Protecting a family business from the impact of divorce can be key to achieving an effective financial settlement. It requires lawyers with an understanding of the commercial and practical realities.
We are not just divorce lawyers. We're business lawyers.
There's no hiding the fact that divorce has a financial impact. The wealth the family had pre-separation has to be divided up to support two new separate households so the objective must be to preserve the value of the available assets as much as possible. This is particularly important when there's a business and in most cases keeping a business operating profitably rather than selling it will be the best way to achieve this.
Whether planning in advance or dealing with it at the time the relationships breaks down, minimising damage to a business on divorce requires legal advice, expertise and experience that goes beyond just family law. It requires lawyers with a real understanding of how businesses work and the wider picture. With an ability to think creatively and commercially. And with access to a network of other trusted business experts.
We work closely with our colleagues in our wider private wealth, tax and corporate teams, together with carefully chosen external advisers, to ensure that no stone is left unturned when it comes to advising you on the best way forward and protecting your interests.

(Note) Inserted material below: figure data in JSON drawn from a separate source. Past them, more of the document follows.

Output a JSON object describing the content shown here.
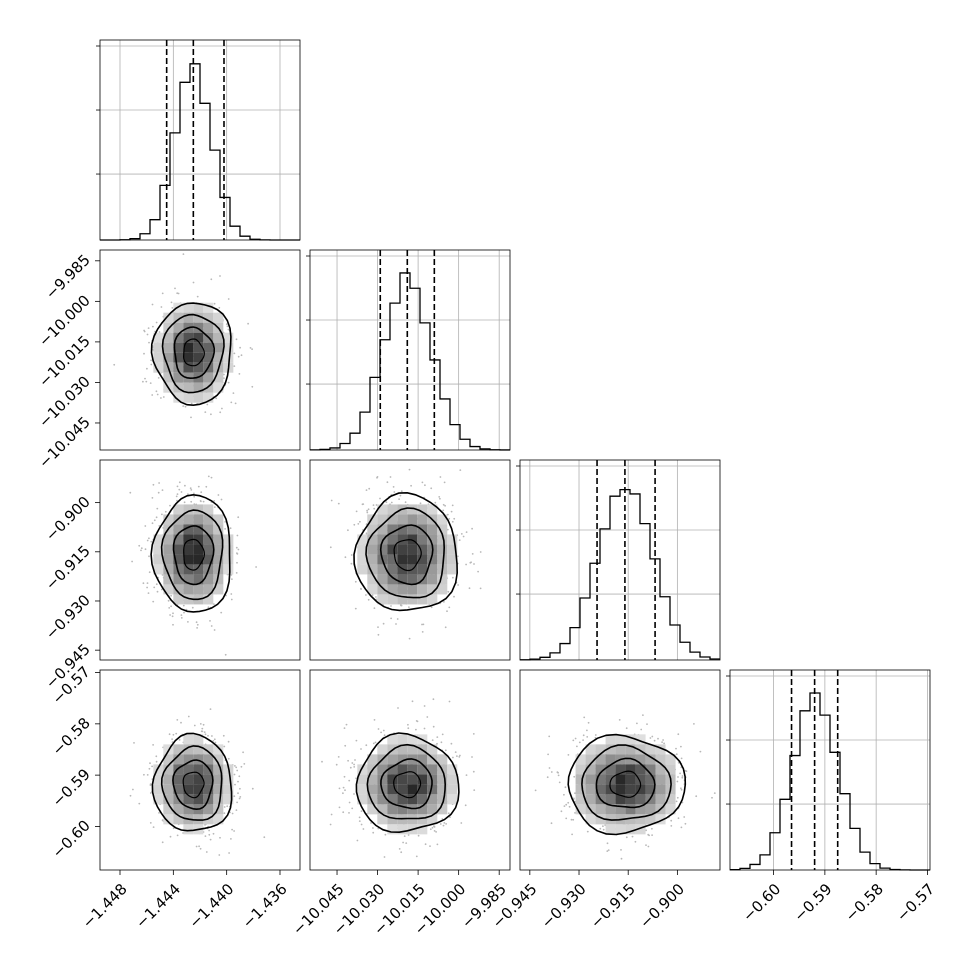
{
  "chart_data": {
    "type": "corner",
    "grid": true,
    "params": [
      {
        "range": [
          -1.4495,
          -1.4345
        ],
        "ticks": [
          -1.448,
          -1.444,
          -1.44,
          -1.436
        ],
        "tick_labels": [
          "−1.448",
          "−1.444",
          "−1.440",
          "−1.436"
        ],
        "quantiles": [
          -1.4445,
          -1.4425,
          -1.4402
        ],
        "mean": -1.4425,
        "sd": 0.0014
      },
      {
        "range": [
          -10.055,
          -9.981
        ],
        "ticks": [
          -10.045,
          -10.03,
          -10.015,
          -10.0,
          -9.985
        ],
        "tick_labels": [
          "−10.045",
          "−10.030",
          "−10.015",
          "−10.000",
          "−9.985"
        ],
        "quantiles": [
          -10.029,
          -10.019,
          -10.009
        ],
        "mean": -10.019,
        "sd": 0.009
      },
      {
        "range": [
          -0.948,
          -0.887
        ],
        "ticks": [
          -0.945,
          -0.93,
          -0.915,
          -0.9
        ],
        "tick_labels": [
          "−0.945",
          "−0.930",
          "−0.915",
          "−0.900"
        ],
        "quantiles": [
          -0.9245,
          -0.916,
          -0.9068
        ],
        "mean": -0.9158,
        "sd": 0.0085
      },
      {
        "range": [
          -0.6085,
          -0.5695
        ],
        "ticks": [
          -0.6,
          -0.59,
          -0.58,
          -0.57
        ],
        "tick_labels": [
          "−0.60",
          "−0.59",
          "−0.58",
          "−0.57"
        ],
        "quantiles": [
          -0.5965,
          -0.592,
          -0.5875
        ],
        "mean": -0.5918,
        "sd": 0.0045
      }
    ]
  }
}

Experience has taught us that the best way to avoid damage to a family business in a divorce is to plan ahead. Effective options include:
- A pre-nuptial or post-nuptial agreement. This might provide for one spouse to retain the business with the other having more of the non-business assets to ensure the agreement's fair and will be upheld if challenged in court
- Trust structures. As well as having tax advantages, trusts are a good way of passing assets such as a family business down through the generations
- Restricting the transfer of shares to a non-owning spouse through a company's articles of association
If the only way to have a fair overall split is for both you and your partner to have an interest in the business, other factors will need to be considered such as:
- Directors' service contracts that make your respective responsibilities, pay and benefits clear
- Whether you have different classes of shares with different voting rights
- Protection if one of you has a minority interest
Often dispute resolution options like mediation or collaborative law will be the best way to resolve these complex issues.